Retraite
20/01/25
Provision des retraites des fonctionnaires : un potentiel d'économie de 60 milliards d'euros par an
Les dépenses de retraite des fonctionnaires de l’État ont explosé au fil des décennies, passant de 20 milliards d’euros en 1977 à 62 milliards en 2023. Selon une étude de l’Institut économique Molinari, si l’État avait provisionné les retraites comme certaines institutions (Sénat, Banque de France), il aurait pu économiser jusqu’à 60 milliards d’euros par an.
Le principe est simple : au lieu de financer les pensions en ponctionnant directement le budget de l’État, un fonds souverain alimenté progressivement permettrait de dégager des revenus grâce aux rendements du capital investi. Cette solution, déjà expérimentée en France et à l’étranger, pourrait considérablement réduire la pression budgétaire et améliorer la gestion des retraites publiques.
Un modèle éprouvé en France et à l’international
L’étude s’appuie sur plusieurs exemples de provisionnement réussi :
• La Banque de France, qui a intégralement financé ses retraites en constituant un fonds de 14 milliards d’euros, permettant même de restituer 2,6 milliards d’euros de surprovisionnement en trois ans.
• Le Sénat, qui a épargné 1,7 milliard d’euros pour les pensions de ses personnels et élus, générant 657 millions d’euros d’économies entre 2008 et 2022.
• Le Québec, où le Fonds d’amortissement des régimes de retraite (FARR) assure le financement intégral des pensions publiques grâce à un rendement moyen de 7,4 % sur 30 ans, générant une création nette de richesse de 2,8 % par an après coût de la dette.
Ces exemples montrent qu’un modèle de capitalisation collective appliqué aux retraites des fonctionnaires est non seulement viable mais hautement rentable.
Un levier pour relancer les finances publiques
Si le Fonds de réserve pour les retraites (FRR), créé en 2000, avait été alimenté comme prévu, il aurait atteint 150 milliards d’euros en 2020 et généré 76 milliards de gains.
L’Institut Molinari propose d’amplifier ce modèle en allouant 1 % du PIB par an à un fonds souverain dédié aux retraites des fonctionnaires. En 42 ans, il atteindrait 88 % du PIB, permettant à l’État de financer intégralement les pensions publiques sans peser sur le budget. D’ici 2070, les intérêts générés suffiraient à couvrir l’ensemble des pensions de la fonction publique sans réduire les prestations ni alourdir la fiscalité.
Un enjeu pour les fonctionnaires et les contribuables
Aujourd’hui, le financement des retraites impacte directement la rémunération des fonctionnaires.
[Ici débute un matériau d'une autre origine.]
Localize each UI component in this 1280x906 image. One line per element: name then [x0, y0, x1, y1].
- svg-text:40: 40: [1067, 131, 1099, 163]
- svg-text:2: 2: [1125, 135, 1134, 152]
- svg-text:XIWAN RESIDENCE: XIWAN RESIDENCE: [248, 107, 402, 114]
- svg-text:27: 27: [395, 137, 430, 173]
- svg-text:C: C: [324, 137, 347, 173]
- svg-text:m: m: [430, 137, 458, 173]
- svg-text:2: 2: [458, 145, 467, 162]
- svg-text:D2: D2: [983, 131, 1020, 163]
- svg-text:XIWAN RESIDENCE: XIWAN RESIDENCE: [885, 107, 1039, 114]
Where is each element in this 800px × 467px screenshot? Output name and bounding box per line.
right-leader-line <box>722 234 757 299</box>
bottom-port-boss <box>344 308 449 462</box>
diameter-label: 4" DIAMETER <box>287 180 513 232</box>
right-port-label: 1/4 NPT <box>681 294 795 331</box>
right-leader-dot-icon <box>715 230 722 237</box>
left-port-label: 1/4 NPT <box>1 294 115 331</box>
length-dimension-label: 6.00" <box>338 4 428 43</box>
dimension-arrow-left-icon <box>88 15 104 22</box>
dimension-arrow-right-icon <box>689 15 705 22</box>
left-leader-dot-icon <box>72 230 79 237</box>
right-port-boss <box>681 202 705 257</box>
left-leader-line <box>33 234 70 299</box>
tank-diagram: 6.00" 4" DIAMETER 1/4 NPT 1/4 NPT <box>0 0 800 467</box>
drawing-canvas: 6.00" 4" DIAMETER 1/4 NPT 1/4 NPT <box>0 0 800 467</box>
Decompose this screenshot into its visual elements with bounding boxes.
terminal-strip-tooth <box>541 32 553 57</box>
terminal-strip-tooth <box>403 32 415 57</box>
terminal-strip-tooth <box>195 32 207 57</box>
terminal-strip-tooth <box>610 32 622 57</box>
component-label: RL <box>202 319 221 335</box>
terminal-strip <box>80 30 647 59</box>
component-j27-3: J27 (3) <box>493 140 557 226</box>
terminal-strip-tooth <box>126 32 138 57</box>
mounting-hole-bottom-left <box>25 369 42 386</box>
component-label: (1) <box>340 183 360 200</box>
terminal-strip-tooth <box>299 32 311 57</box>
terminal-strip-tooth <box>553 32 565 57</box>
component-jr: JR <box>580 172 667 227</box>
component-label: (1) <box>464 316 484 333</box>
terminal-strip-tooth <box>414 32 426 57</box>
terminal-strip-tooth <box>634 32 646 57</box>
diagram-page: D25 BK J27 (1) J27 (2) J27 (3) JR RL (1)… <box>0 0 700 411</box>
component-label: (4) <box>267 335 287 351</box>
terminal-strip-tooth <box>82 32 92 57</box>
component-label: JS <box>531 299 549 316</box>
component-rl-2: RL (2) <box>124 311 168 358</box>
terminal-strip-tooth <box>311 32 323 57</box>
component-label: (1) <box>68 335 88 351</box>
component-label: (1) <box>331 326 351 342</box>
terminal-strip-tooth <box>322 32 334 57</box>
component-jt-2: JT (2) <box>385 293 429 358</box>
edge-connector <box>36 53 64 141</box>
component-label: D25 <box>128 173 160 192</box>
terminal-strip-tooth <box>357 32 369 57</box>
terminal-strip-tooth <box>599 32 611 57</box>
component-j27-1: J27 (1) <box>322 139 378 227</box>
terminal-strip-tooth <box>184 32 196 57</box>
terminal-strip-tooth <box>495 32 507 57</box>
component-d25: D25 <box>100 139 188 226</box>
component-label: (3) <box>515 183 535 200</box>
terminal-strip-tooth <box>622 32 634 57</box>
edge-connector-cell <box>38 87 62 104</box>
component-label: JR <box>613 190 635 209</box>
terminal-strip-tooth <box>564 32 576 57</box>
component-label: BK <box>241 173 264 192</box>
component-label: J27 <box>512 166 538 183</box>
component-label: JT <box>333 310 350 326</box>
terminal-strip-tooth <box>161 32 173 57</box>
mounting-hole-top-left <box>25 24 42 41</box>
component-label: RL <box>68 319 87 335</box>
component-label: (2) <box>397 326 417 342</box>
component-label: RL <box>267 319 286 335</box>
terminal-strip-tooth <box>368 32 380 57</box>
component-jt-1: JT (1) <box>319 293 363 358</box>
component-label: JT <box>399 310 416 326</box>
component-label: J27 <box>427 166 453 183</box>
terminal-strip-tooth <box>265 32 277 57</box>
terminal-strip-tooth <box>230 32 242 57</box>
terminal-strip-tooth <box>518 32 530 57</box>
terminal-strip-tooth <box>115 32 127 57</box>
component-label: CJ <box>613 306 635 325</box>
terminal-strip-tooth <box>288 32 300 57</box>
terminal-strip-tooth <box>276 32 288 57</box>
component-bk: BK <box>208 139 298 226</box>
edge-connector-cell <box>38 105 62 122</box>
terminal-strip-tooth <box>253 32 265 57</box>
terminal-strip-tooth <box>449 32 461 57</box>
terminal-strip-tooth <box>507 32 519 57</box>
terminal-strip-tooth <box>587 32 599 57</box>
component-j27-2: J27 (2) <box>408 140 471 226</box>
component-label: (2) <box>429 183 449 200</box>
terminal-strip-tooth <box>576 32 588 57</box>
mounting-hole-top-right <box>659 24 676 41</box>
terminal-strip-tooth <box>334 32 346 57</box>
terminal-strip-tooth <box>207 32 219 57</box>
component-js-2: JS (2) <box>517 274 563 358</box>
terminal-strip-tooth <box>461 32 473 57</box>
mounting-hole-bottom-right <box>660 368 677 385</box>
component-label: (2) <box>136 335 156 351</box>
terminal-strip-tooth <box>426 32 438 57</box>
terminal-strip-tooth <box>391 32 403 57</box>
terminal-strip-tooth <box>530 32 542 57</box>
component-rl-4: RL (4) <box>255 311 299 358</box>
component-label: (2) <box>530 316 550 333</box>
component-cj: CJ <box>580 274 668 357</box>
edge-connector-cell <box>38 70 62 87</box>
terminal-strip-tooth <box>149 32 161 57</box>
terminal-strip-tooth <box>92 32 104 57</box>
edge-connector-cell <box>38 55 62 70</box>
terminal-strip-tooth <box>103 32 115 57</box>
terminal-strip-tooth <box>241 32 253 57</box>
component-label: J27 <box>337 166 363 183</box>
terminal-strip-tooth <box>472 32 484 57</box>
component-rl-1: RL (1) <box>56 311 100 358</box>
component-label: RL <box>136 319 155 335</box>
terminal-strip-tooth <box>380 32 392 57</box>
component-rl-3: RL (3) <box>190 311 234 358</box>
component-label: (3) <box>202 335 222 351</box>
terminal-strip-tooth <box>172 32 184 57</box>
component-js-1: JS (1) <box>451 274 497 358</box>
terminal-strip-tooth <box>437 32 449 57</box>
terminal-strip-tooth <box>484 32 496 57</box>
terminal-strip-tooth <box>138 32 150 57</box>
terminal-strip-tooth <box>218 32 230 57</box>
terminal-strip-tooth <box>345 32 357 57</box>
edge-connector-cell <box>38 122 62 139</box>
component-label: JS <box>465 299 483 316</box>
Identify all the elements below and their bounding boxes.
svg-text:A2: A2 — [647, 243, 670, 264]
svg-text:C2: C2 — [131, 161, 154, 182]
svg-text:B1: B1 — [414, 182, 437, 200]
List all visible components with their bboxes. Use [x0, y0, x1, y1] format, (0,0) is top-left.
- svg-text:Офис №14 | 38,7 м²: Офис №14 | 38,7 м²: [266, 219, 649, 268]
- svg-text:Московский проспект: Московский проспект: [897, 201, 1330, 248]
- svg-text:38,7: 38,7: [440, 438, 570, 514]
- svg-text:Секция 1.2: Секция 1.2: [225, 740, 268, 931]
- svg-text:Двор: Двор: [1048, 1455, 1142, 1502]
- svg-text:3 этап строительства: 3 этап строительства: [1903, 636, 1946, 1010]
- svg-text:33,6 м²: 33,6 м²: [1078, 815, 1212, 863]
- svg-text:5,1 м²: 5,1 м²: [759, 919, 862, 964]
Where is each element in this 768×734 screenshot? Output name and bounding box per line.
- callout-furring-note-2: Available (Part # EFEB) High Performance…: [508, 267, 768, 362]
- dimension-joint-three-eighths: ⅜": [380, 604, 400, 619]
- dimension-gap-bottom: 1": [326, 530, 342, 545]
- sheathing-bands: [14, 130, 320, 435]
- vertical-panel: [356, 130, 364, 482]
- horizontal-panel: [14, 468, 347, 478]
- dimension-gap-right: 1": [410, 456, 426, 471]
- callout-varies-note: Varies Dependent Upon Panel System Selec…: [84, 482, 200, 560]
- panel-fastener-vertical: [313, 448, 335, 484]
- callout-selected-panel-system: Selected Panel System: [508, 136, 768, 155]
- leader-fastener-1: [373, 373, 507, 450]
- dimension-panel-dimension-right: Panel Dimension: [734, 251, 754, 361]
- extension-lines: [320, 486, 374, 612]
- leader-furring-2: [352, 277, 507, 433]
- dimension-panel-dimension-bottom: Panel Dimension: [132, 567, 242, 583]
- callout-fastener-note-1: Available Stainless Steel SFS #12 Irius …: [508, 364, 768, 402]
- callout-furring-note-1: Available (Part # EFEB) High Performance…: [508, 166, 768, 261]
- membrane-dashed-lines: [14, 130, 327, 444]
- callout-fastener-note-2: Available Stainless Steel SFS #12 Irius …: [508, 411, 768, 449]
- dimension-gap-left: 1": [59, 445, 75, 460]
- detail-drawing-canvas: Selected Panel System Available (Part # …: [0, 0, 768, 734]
Depuis 1977, 71 % de l’augmentation des dépenses de personnel de l’État est due aux retraites, réduisant d’autant les marges de manœuvre pour revaloriser les salaires, augmenter les effectifs ou améliorer les services publics. Dans l’Éducation nationale, par exemple, 30 % du budget est absorbé par les pensions, expliquant la stagnation des salaires des enseignants et la difficulté à rendre ce métier attractif.
Une réforme nécessaire face au vieillissement démographique
À l’échelle européenne, les promesses de retraite des fonctionnaires représentent 36 % du PIB, soit 4 800 milliards d’euros. L’Allemagne et l’Espagne ont déjà commencé à constituer des fonds souverains pour anticiper la hausse des dépenses. La France, en retard sur cette question, pourrait s’inspirer de ces modèles pour sécuriser son système de retraite et éviter des réformes douloureuses à l’avenir.
Selon Nicolas Marques, directeur de l’Institut Molinari, il est urgent d’agir : « Nos chiffrages montrent qu’il s’agit d’un gisement d’économies massif et inexploité. Provisionner les retraites permettrait de soulager le budget public et d’améliorer le pouvoir d’achat des fonctionnaires en activité. »
Pour Cécile Philippe, présidente de l’Institut Molinari, il s’agit aussi d’un enjeu économique global : « Plus d’épargne longue, c’est plus d’innovation et d’emploi. L’Europe est à la traîne en matière de croissance, en partie parce qu’elle n’a pas su développer suffisamment la capitalisation collective. »
Face à l’explosion des dépenses publiques et au vieillissement de la population, cette réforme pourrait être une solution durable pour stabiliser les finances publiques sans sacrifier les pensions ni augmenter les impôts. Mais sa mise en œuvre dépendra de la volonté politique d’anticiper, plutôt que de gérer les crises au coup par coup.